The NY Times' Joe Nocera ("The College Sports Cartel") is less kind.
In fact, the N.C.A.A.’s real role is to oversee the collusion of university athletic departments, whose goal is to maximize revenue and suppress the wages of its captive labor force, a k a the players. Rarely, however, will the cartel nature of the N.C.A.A. be so nakedly on display as at this year’s convention.

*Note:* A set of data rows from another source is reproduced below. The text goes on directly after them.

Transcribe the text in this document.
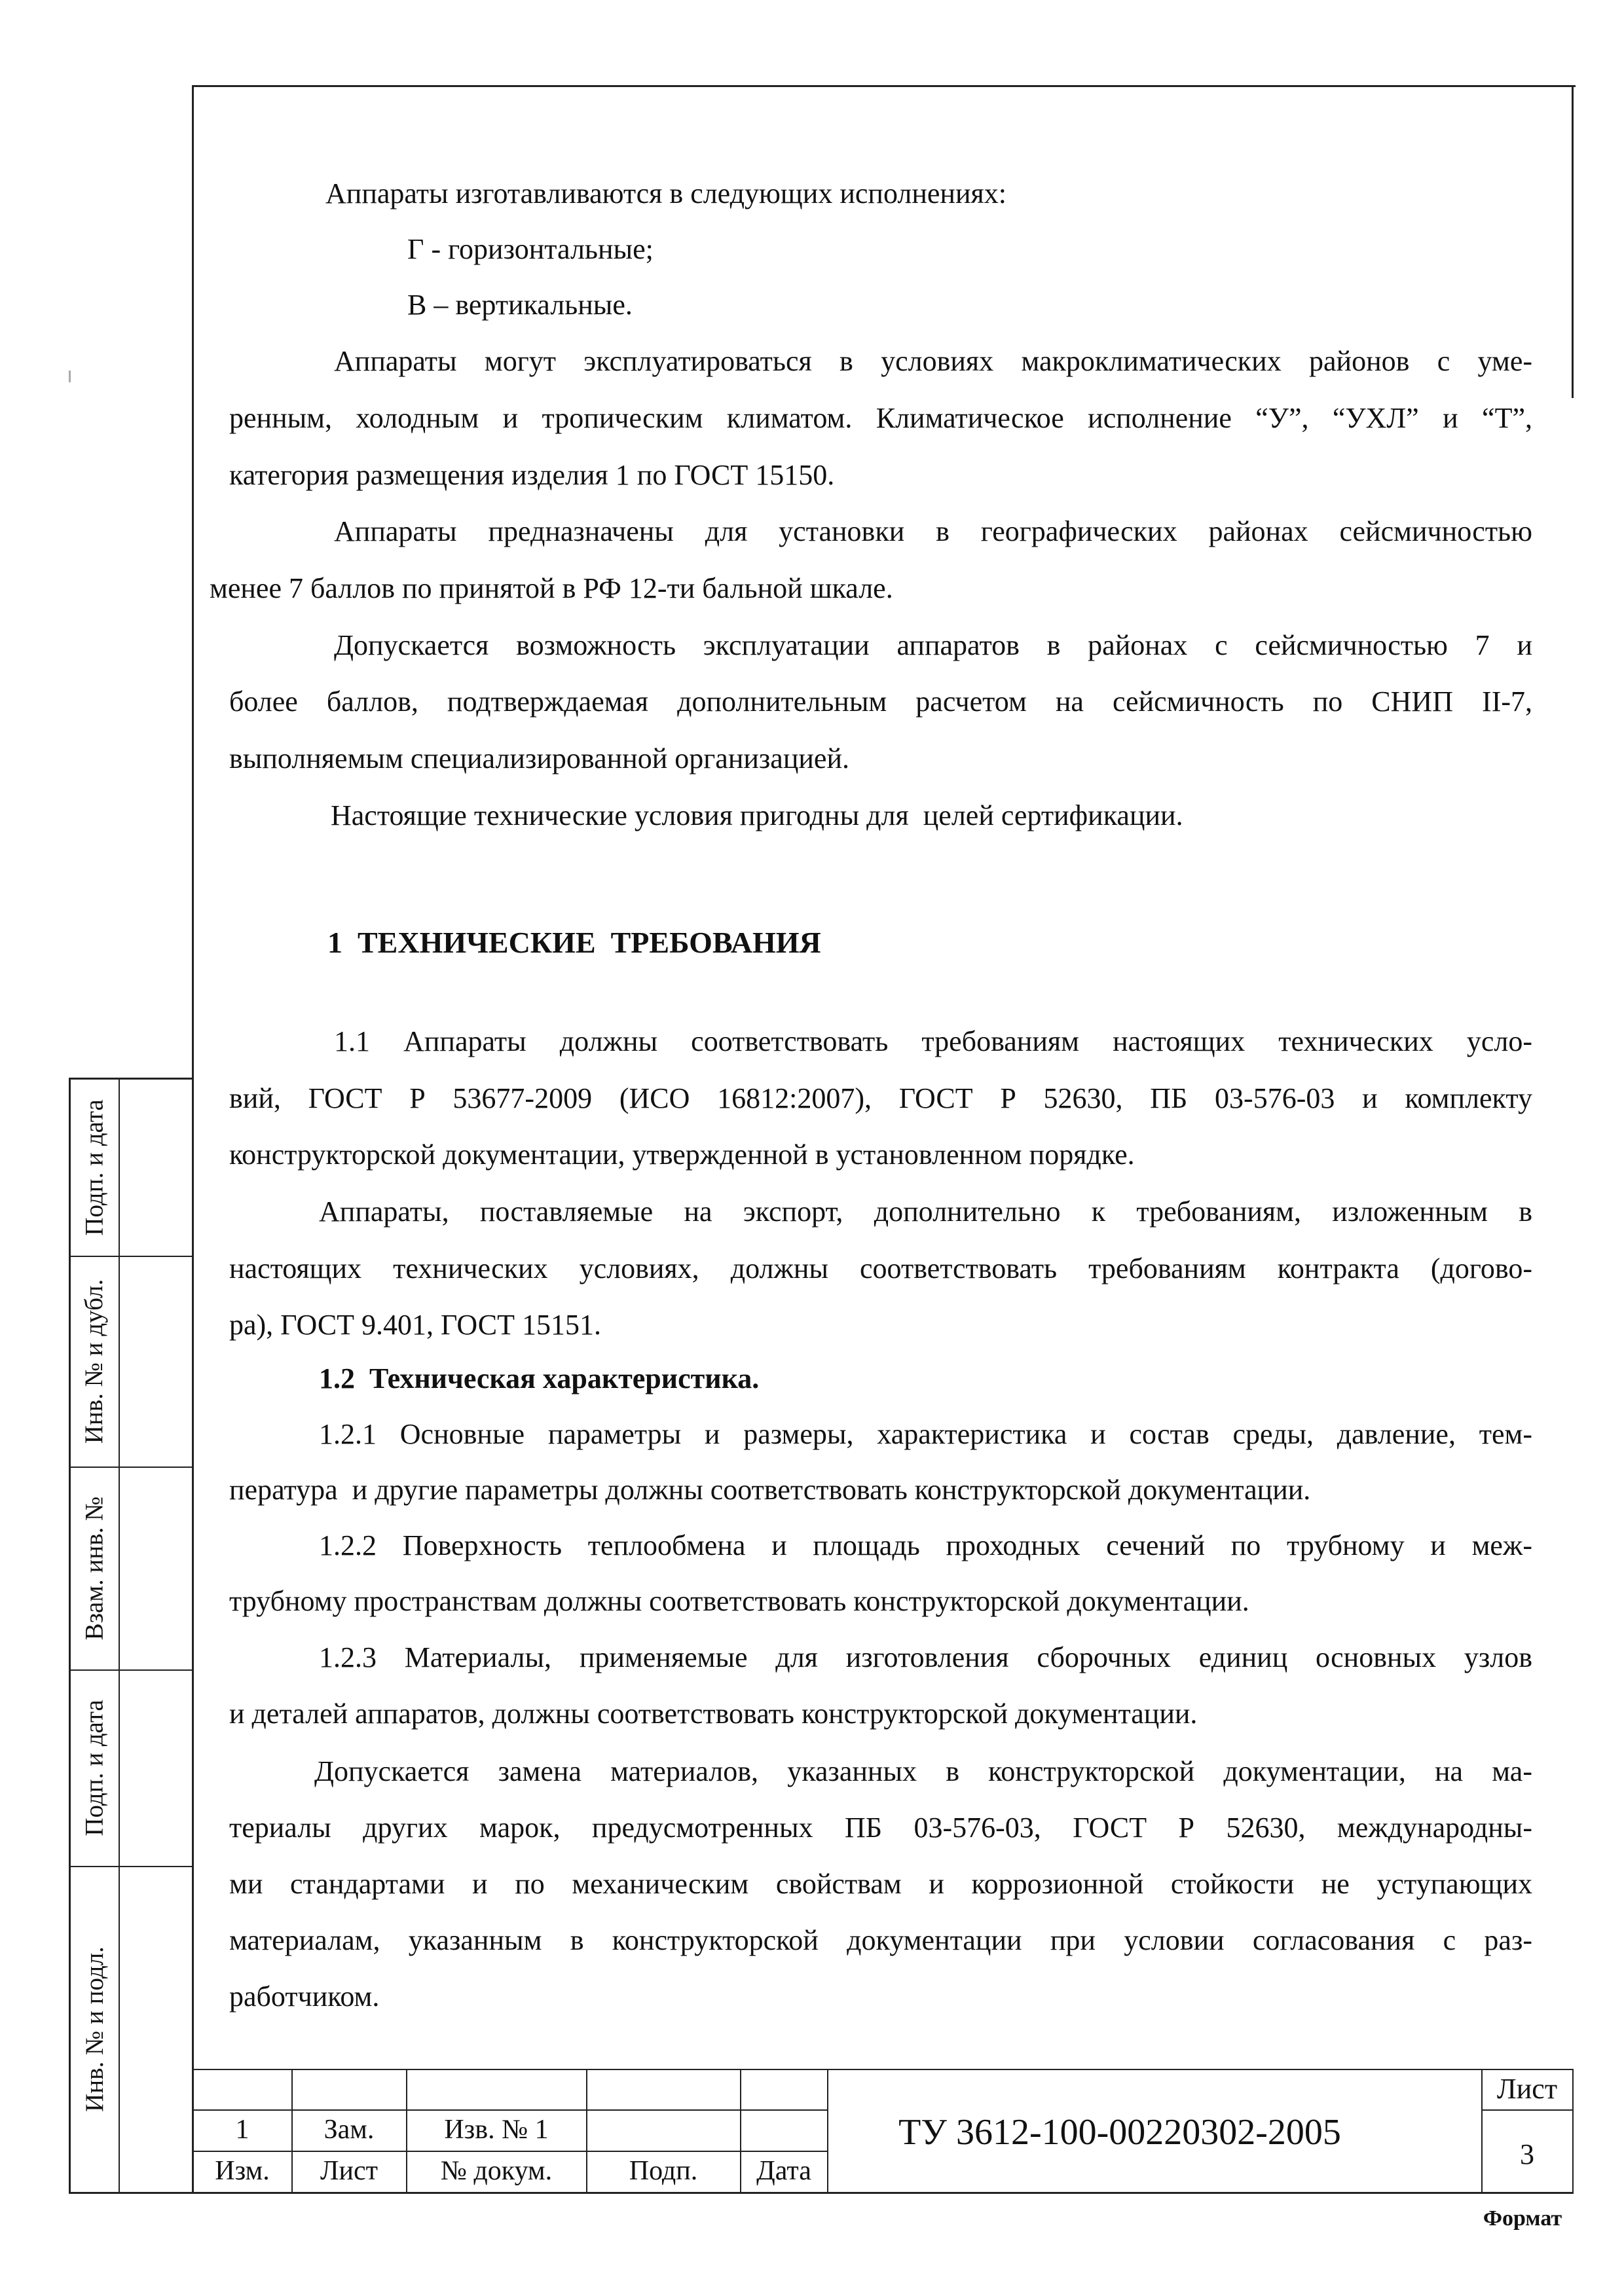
Подп. и дата
Инв. № и дубл.
Взам. инв. №
Подп. и дата
Инв. № и подл.
Аппараты изготавливаются в следующих исполнениях:
Г - горизонтальные;
В – вертикальные.
Аппараты могут эксплуатироваться в условиях макроклиматических районов с уме-
ренным, холодным и тропическим климатом. Климатическое исполнение “У”, “УХЛ” и “Т”,
категория размещения изделия 1 по ГОСТ 15150.
Аппараты предназначены для установки в географических районах сейсмичностью
менее 7 баллов по принятой в РФ 12-ти бальной шкале.
Допускается возможность эксплуатации аппаратов в районах с сейсмичностью 7 и
более баллов, подтверждаемая дополнительным расчетом на сейсмичность по СНИП II-7,
выполняемым специализированной организацией.
Настоящие технические условия пригодны для  целей сертификации.
1  ТЕХНИЧЕСКИЕ  ТРЕБОВАНИЯ
1.1 Аппараты должны соответствовать требованиям настоящих технических усло-
вий, ГОСТ Р 53677-2009 (ИСО 16812:2007), ГОСТ Р 52630, ПБ 03-576-03 и комплекту
конструкторской документации, утвержденной в установленном порядке.
Аппараты, поставляемые на экспорт, дополнительно к требованиям, изложенным в
настоящих технических условиях, должны соответствовать требованиям контракта (догово-
ра), ГОСТ 9.401, ГОСТ 15151.
1.2  Техническая характеристика.
1.2.1 Основные параметры и размеры, характеристика и состав среды, давление, тем-
пература  и другие параметры должны соответствовать конструкторской документации.
1.2.2 Поверхность теплообмена и площадь проходных сечений по трубному и меж-
трубному пространствам должны соответствовать конструкторской документации.
1.2.3 Материалы, применяемые для изготовления сборочных единиц основных узлов
и деталей аппаратов, должны соответствовать конструкторской документации.
Допускается замена материалов, указанных в конструкторской документации, на ма-
териалы других марок, предусмотренных ПБ 03-576-03, ГОСТ Р 52630, международны-
ми стандартами и по механическим свойствам и коррозионной стойкости не уступающих
материалам, указанным в конструкторской документации при условии согласования с раз-
работчиком.
1	Зам.	Изв. № 1
Изм.	Лист	№ докум.	Подп.	Дата
ТУ 3612-100-00220302-2005
Лист
3
Формат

The convention nixed the idea of offering athletes an extra $2,000 stipend.  They also rejected four-year scholarships in favor of two-year, further sticking it to the players and also revealing the real game being played.  Bachman reports that the schools already losing money had the most votes.  This supports her idea to get the little guys out of the top tier.   But that is unlikely.  Consider that Nocera ends this way:
... it certainly would be worthwhile to see someone challenge its cartel behavior in court. The inevitable rollback of the $2,000 stipend and the four-year scholarship would be an awfully good place to start.
Good luck to Bachman and Nocera.  The more schools in the cartel, the more alumni cheering their bowl-bound programs, the less likely that Congress or the Department of Justice will lift a finger.  Yes, they take stands against "monopolies", but they also count votes.


The Jan 1 NY Times shows where some of the college football money goes.  I have no problem with star coaches getting what the market will bear, but the colleges' treatment of their players is show to be all the more shabby.